Emotional Engagement

The fourth chapter in the Designing for Emotion book discusses the emotional engagement in websites.

The author, Aarron Walter, discusses the difference between “you may…” and “you must…” in regards to websites such as Facebook or Twitter changing their interface. Twitter did something which was remarkable and really great to keep satisfaction amongst its users, it allowed them to choose if and when they wanted to switch over to the new interface. Facebook did not give its users that luxury. I remember when Facebook switched over to the Timeline feature, I did not like the change because it was so dramatically different from the interface before it. I believe they could have made that transition easier for its users to accept and get used to. Maybe they could have previewed it for everyone to see before they forced it upon their users. Also, Facebook ma have realized that they wouldn’t lose any users, and if they did it would be insignificant amount, with the quick change because many people rely on Facebook to stay connected with their friends and families, that Facebook didn’t need to worry about softening the blow of the transition. Whatever their reason for a quick change, I believe Twitters change was more graceful and definitely more widely accepted by its users.

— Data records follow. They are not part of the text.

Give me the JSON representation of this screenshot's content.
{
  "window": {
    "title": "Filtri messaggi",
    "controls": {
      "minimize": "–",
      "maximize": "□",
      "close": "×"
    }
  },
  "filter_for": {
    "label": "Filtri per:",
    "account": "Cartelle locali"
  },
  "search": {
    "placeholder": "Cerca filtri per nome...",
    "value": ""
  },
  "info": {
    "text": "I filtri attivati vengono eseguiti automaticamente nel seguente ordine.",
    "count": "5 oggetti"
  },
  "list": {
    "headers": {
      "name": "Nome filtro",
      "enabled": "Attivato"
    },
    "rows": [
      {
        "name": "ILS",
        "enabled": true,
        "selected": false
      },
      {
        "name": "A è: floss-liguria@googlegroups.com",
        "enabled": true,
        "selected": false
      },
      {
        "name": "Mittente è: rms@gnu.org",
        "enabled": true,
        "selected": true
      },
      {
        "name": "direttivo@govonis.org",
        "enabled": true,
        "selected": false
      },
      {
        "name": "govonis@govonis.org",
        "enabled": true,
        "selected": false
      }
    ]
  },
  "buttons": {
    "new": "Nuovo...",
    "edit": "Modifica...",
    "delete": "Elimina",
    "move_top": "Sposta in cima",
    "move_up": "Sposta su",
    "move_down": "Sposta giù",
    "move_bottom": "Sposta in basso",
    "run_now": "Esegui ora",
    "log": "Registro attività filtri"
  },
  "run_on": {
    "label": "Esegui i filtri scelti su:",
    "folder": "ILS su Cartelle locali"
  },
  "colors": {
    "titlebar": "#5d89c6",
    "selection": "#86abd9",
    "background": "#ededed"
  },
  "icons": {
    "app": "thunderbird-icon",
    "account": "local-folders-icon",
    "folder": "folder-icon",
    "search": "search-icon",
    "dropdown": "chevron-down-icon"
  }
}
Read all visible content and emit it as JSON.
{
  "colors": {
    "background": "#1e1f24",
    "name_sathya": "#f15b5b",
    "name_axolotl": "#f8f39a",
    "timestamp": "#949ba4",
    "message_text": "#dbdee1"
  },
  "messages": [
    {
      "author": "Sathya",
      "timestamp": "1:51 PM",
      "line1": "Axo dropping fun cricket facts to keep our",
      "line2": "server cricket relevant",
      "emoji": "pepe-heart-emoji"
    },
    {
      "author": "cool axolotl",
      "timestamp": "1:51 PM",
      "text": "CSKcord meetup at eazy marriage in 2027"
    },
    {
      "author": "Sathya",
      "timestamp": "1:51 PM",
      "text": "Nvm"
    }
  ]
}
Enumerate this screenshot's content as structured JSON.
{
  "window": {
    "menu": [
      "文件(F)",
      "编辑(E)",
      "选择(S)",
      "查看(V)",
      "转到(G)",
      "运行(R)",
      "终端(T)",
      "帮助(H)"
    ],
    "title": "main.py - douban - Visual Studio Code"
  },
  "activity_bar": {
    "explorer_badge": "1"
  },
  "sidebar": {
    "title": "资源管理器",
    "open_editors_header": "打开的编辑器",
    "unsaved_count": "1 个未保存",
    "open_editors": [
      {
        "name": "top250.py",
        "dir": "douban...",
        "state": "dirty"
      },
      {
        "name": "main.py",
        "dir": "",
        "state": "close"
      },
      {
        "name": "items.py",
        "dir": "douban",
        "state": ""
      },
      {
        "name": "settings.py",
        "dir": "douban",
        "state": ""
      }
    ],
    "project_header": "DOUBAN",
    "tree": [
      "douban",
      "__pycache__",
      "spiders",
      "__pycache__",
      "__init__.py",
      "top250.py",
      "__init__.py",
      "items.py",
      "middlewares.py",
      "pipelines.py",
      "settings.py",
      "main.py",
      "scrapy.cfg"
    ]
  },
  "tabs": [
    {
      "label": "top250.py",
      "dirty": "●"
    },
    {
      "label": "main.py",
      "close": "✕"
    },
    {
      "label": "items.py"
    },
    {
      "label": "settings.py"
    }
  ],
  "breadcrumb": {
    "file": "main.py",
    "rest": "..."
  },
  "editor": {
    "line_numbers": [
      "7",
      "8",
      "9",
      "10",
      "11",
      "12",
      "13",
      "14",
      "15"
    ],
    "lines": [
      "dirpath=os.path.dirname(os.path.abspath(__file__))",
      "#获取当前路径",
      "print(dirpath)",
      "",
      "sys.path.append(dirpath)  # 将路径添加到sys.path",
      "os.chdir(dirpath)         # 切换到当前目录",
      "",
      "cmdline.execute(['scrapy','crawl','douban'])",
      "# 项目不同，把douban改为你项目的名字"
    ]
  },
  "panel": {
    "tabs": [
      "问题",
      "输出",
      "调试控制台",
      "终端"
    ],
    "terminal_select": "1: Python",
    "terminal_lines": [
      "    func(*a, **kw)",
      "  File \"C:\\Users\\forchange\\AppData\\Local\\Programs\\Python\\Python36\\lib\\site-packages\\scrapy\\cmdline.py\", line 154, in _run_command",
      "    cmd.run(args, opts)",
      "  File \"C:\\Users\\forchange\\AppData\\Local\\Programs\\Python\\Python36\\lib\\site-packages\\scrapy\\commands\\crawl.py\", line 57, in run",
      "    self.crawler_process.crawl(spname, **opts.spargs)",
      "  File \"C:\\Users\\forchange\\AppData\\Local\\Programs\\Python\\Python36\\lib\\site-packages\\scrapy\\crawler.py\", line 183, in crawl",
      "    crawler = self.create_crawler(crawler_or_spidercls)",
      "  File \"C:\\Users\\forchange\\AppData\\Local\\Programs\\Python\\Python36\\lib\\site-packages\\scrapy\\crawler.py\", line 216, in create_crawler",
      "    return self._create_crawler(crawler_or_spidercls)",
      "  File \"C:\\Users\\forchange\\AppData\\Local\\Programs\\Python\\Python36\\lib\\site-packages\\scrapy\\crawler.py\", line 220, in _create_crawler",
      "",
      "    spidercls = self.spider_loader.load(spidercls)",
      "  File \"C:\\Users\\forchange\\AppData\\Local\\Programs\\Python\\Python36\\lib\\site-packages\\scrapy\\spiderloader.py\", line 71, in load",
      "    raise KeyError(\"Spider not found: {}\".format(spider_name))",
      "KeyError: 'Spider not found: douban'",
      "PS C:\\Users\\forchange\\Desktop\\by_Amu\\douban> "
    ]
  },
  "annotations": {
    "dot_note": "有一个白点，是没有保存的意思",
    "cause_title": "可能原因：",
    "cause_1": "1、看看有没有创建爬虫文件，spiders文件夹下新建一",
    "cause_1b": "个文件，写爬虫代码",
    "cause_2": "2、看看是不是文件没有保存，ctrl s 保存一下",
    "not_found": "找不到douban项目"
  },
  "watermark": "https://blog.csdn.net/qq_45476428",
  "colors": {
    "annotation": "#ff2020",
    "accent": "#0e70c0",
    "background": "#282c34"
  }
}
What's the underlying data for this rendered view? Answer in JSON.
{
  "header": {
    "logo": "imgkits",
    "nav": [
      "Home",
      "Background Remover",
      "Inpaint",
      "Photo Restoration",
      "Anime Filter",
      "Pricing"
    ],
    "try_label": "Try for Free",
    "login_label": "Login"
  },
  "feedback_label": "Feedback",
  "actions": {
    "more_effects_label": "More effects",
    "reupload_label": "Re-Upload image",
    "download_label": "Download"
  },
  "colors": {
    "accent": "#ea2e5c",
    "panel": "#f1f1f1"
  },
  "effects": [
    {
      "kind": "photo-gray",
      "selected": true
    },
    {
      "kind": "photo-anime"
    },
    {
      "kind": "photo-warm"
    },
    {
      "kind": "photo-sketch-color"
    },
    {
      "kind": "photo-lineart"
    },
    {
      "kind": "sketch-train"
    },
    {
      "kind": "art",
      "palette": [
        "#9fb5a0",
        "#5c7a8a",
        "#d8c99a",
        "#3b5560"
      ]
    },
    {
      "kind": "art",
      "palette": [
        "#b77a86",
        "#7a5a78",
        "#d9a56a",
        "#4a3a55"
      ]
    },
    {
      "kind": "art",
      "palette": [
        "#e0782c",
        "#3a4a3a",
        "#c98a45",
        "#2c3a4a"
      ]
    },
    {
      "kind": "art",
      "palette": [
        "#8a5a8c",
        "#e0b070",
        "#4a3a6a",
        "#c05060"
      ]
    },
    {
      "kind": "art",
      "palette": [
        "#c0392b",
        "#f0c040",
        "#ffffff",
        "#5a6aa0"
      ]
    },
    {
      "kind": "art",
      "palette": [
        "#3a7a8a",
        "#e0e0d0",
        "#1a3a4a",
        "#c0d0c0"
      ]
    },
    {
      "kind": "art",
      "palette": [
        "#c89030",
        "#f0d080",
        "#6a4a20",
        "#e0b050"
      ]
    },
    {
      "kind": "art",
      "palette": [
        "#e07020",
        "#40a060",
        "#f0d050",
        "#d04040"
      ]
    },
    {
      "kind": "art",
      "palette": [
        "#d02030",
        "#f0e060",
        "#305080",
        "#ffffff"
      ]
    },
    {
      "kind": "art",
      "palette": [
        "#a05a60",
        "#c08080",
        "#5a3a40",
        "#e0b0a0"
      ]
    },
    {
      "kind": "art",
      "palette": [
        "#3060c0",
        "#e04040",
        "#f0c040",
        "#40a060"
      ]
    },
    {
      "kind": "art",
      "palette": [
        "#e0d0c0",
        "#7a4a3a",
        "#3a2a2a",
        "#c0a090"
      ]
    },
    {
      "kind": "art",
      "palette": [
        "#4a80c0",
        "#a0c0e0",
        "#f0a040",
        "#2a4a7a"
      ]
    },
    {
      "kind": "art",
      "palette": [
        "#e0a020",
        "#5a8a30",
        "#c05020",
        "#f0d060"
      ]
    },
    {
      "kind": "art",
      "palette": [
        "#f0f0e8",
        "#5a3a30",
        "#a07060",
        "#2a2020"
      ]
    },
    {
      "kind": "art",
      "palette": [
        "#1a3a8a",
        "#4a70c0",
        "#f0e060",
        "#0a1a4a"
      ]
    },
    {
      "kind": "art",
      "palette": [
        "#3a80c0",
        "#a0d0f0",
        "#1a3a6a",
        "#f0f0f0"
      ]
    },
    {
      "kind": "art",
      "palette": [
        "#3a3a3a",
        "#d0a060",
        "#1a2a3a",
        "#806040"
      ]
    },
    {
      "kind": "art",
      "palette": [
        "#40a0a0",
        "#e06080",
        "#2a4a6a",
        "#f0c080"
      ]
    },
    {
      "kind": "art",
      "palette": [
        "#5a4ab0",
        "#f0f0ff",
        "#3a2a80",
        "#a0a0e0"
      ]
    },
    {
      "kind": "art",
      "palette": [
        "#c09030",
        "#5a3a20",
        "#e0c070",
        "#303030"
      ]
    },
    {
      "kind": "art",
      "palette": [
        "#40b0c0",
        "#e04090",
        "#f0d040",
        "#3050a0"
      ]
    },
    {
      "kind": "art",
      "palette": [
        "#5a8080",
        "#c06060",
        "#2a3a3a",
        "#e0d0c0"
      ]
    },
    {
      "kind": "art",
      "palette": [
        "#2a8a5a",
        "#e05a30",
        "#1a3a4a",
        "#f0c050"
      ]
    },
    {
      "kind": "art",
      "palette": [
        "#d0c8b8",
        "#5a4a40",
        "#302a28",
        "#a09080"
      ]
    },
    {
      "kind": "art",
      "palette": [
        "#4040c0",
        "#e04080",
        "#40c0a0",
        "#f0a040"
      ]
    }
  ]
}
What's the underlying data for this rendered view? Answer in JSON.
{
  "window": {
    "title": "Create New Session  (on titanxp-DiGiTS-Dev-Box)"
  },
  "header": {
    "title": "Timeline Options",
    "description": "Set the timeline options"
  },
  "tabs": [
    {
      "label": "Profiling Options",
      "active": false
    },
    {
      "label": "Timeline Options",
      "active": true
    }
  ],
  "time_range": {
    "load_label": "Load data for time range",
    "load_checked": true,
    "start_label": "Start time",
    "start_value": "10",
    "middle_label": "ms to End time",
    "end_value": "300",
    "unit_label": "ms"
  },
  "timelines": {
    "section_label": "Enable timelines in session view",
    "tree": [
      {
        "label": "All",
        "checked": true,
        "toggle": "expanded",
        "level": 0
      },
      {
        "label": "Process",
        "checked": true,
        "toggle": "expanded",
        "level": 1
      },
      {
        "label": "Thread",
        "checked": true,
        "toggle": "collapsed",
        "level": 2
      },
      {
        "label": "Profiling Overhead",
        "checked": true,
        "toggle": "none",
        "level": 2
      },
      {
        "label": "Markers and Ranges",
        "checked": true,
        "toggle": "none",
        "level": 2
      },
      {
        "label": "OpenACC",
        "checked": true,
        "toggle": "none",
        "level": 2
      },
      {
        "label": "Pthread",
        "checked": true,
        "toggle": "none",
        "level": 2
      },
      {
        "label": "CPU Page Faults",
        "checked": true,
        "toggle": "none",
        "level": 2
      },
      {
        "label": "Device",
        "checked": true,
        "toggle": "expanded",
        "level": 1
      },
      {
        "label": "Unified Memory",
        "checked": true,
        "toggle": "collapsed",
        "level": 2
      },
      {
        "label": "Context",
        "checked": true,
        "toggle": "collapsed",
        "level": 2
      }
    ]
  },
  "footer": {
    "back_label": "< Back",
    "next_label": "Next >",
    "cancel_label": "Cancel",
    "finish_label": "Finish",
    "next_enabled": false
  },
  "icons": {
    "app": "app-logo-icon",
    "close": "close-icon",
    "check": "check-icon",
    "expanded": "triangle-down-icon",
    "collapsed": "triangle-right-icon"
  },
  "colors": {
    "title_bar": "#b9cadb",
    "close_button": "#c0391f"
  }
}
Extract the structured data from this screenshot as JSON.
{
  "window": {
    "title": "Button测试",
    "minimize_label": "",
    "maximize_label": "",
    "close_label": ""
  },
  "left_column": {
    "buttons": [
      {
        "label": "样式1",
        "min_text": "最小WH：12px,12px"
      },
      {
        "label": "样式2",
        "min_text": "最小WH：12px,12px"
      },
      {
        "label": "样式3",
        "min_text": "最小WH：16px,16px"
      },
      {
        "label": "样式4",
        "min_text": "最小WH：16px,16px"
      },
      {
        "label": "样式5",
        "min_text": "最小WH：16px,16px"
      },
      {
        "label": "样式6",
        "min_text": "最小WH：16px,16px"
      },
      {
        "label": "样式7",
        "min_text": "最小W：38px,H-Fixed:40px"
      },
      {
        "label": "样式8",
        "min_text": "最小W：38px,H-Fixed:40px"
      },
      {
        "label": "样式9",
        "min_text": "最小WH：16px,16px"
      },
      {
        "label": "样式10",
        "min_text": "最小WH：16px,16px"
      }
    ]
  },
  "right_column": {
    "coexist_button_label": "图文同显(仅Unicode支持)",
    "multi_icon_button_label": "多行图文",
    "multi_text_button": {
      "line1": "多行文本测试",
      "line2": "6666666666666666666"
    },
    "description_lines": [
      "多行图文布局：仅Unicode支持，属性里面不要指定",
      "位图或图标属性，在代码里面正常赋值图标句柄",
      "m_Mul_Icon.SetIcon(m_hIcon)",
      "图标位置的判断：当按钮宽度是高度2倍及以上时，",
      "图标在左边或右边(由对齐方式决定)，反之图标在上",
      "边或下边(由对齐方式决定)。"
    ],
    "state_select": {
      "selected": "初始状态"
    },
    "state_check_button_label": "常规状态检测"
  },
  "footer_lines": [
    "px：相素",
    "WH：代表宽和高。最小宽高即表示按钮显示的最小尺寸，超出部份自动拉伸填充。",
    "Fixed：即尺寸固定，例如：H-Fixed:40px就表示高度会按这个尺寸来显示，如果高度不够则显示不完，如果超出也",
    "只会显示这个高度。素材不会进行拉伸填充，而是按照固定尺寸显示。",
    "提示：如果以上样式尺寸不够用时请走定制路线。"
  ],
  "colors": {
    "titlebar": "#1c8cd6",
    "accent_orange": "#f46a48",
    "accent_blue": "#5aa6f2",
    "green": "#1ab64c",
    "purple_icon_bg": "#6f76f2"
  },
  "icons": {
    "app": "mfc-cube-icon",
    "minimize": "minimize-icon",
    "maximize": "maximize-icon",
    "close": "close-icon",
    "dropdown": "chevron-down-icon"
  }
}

Walter goes on to discuss how apps use anticipation in their favor to retain customer satisfaction. He talks about how the app Groupon uses this feature when they send out daily emails to subscribers with their new discounts. Personally after using the app myself, I found those emails to be more of a nuisance and I ended up deleting the app and sending their emails to span. Anticipation is great when used right, I don’t believe a daily email (or several daily emails) is the best way to go to entice anticipation in users.

Overall though, this book provides great tips on creating successful websites.